Hello Tom,
I agree such functions are very useful, as they allow you to use
ordinary aggregation functions such as sum/max/avg
along with first/last ones (traditionally served by DISTINCT ON or
LIMIT) in the same group-by node
which improves performance and readability.
The first/last extension you mentioned
http://pgxn.org/dist/first_last_agg/ has a slight disadvantage:
it relies on postgres providing it sorted data if user asks for defined
ordering.
This makes first/last functions not supporting hashAgg, only groupAgg
which usually requires explicit sort.
If you find first_last_agg performance poor take a look at argm
extension http://pgxn.org/dist/argm/ .
It provides similar functionality but works faster as it does not sort
or make postgres core sort,
but only chooses the first row within each group.
As for the original question unfortunately the way from an extension to
postgres core is not too easy
and normally requires an extension to become popular and to be included
in postgres distribution as a contrib module first.
Regards,
Alexey Bashtanov
On 19/05/16 04:04, Tom Smith wrote:
It would really save all the troubles for many people if postgresql
has a built-in first/last function along with sum/avg.
There is already a C extension and a wiki sample and implemented for
window function.
I am curious why these two functions were not added along their window
implementation counter part,
for completness and consistency
On Wed, May 18, 2016 at 10:42 PM, Melvin Davidson
<melvin6...@gmail.com <mailto:melvin6...@gmail.com>> wrote:
On Wed, May 18, 2016 at 10:36 PM, Adam Brusselback
<adambrusselb...@gmail.com <mailto:adambrusselb...@gmail.com>> wrote:
Here is an example that works in a single query.
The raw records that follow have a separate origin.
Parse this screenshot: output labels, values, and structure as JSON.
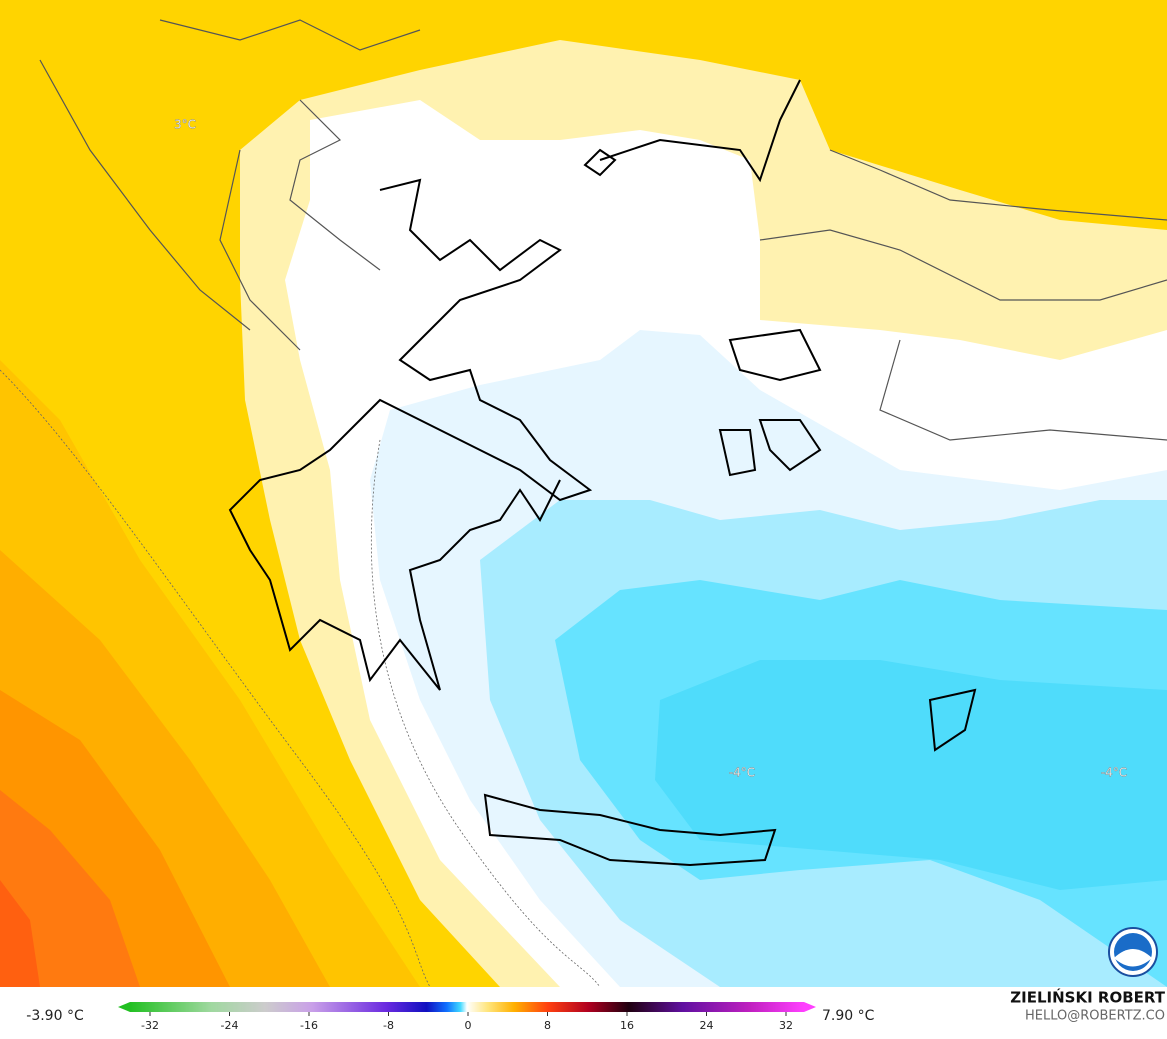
{
  "map_labels": [
    "3°C",
    "-4°C",
    "-4°C"
  ],
  "legend": {
    "min_label": "-3.90 °C",
    "max_label": "7.90 °C",
    "ticks": [
      -32,
      -24,
      -16,
      -8,
      0,
      8,
      16,
      24,
      32
    ]
  },
  "credit": {
    "name": "ZIELIŃSKI ROBERT",
    "contact": "HELLO@ROBERTZ.CO"
  }
}
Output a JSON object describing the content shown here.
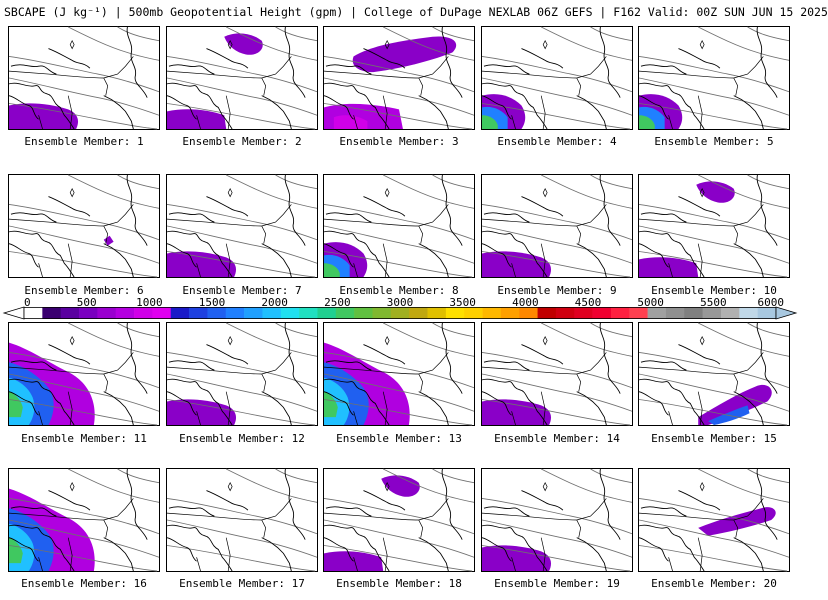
{
  "title": "SBCAPE (J kg⁻¹) | 500mb Geopotential Height (gpm) | College of DuPage NEXLAB 06Z GEFS | F162 Valid: 00Z SUN JUN 15 2025",
  "label_prefix": "Ensemble Member:",
  "members": [
    {
      "label": "Ensemble Member: 1",
      "cape": "sw"
    },
    {
      "label": "Ensemble Member: 2",
      "cape": "sw-ne"
    },
    {
      "label": "Ensemble Member: 3",
      "cape": "north-sw"
    },
    {
      "label": "Ensemble Member: 4",
      "cape": "sw-strong"
    },
    {
      "label": "Ensemble Member: 5",
      "cape": "sw-strong"
    },
    {
      "label": "Ensemble Member: 6",
      "cape": "small"
    },
    {
      "label": "Ensemble Member: 7",
      "cape": "sw"
    },
    {
      "label": "Ensemble Member: 8",
      "cape": "sw-strong"
    },
    {
      "label": "Ensemble Member: 9",
      "cape": "sw"
    },
    {
      "label": "Ensemble Member: 10",
      "cape": "sw-ne"
    },
    {
      "label": "Ensemble Member: 11",
      "cape": "west-strong"
    },
    {
      "label": "Ensemble Member: 12",
      "cape": "sw"
    },
    {
      "label": "Ensemble Member: 13",
      "cape": "west-strong"
    },
    {
      "label": "Ensemble Member: 14",
      "cape": "sw"
    },
    {
      "label": "Ensemble Member: 15",
      "cape": "se"
    },
    {
      "label": "Ensemble Member: 16",
      "cape": "west-strong"
    },
    {
      "label": "Ensemble Member: 17",
      "cape": "none"
    },
    {
      "label": "Ensemble Member: 18",
      "cape": "sw-ne"
    },
    {
      "label": "Ensemble Member: 19",
      "cape": "sw"
    },
    {
      "label": "Ensemble Member: 20",
      "cape": "ne"
    }
  ],
  "colorbar": {
    "ticks": [
      "0",
      "500",
      "1000",
      "1500",
      "2000",
      "2500",
      "3000",
      "3500",
      "4000",
      "4500",
      "5000",
      "5500",
      "6000"
    ],
    "min": 0,
    "max": 6000,
    "colors": [
      "#ffffff",
      "#3a0070",
      "#5a00a0",
      "#7a00c0",
      "#9a00d0",
      "#b400e0",
      "#d000e8",
      "#e000f0",
      "#1a1ac8",
      "#1e40e0",
      "#2060f0",
      "#2080ff",
      "#20a0ff",
      "#20c0ff",
      "#20e0f0",
      "#20e0c0",
      "#20d090",
      "#40c860",
      "#60c040",
      "#80b830",
      "#a0b020",
      "#c0a810",
      "#e0c000",
      "#ffe000",
      "#ffd000",
      "#ffb800",
      "#ffa000",
      "#ff8800",
      "#c00000",
      "#d00010",
      "#e00020",
      "#f00030",
      "#ff2040",
      "#ff4050",
      "#a0a0a0",
      "#909090",
      "#808080",
      "#989898",
      "#b0b0b0",
      "#c0d8e8",
      "#a8c8e0"
    ]
  }
}
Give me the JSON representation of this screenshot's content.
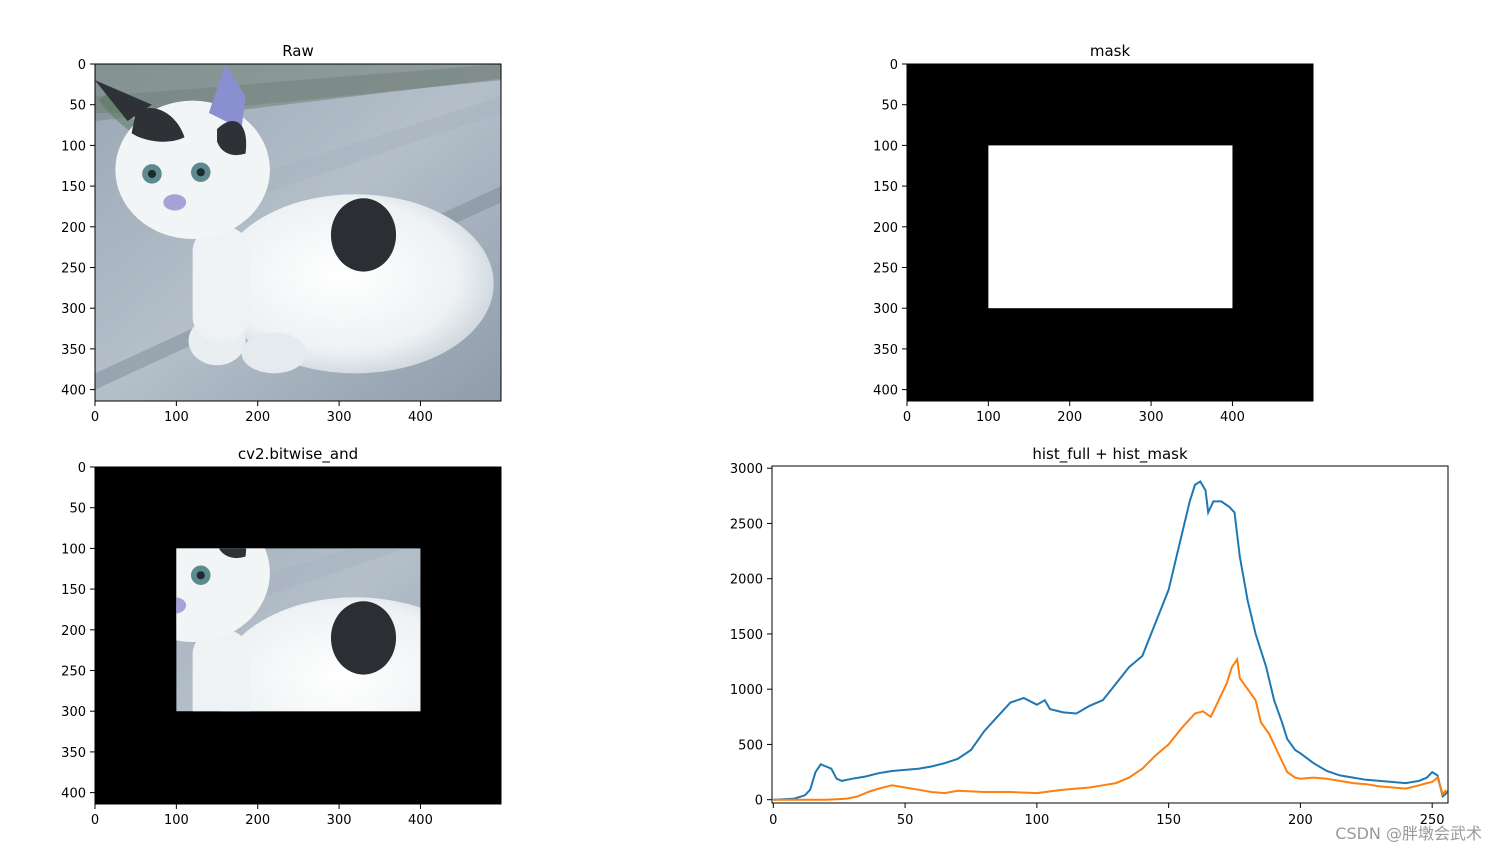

Since you
have two different orders you want the data back in, you need
to use subqueries to get the proper data back, but it works,
and is very fast.
CREATE TEMPORARY TABLE foo AS
SELECT generate_series as bar
FROM generate_series(1, 1000000);
CREATE INDEX idx_foo_bar ON foo (bar);
SELECT *
FROM (
SELECT bar
FROM foo
ORDER BY bar asc
LIMIT 1
) x
UNION ALL
SELECT *
FROM (
SELECT bar
FROM foo
ORDER BY bar desc
LIMIT 1
) y;
DROP TABLE foo;
Seems to me SELECT min(<column>), max(<column>) FROM deja.vu ;
would also work.
--
*Melvin Davidson*
I reserve the right to fantasize. Whether or not you
wish to share my fantasy is entirely up to you.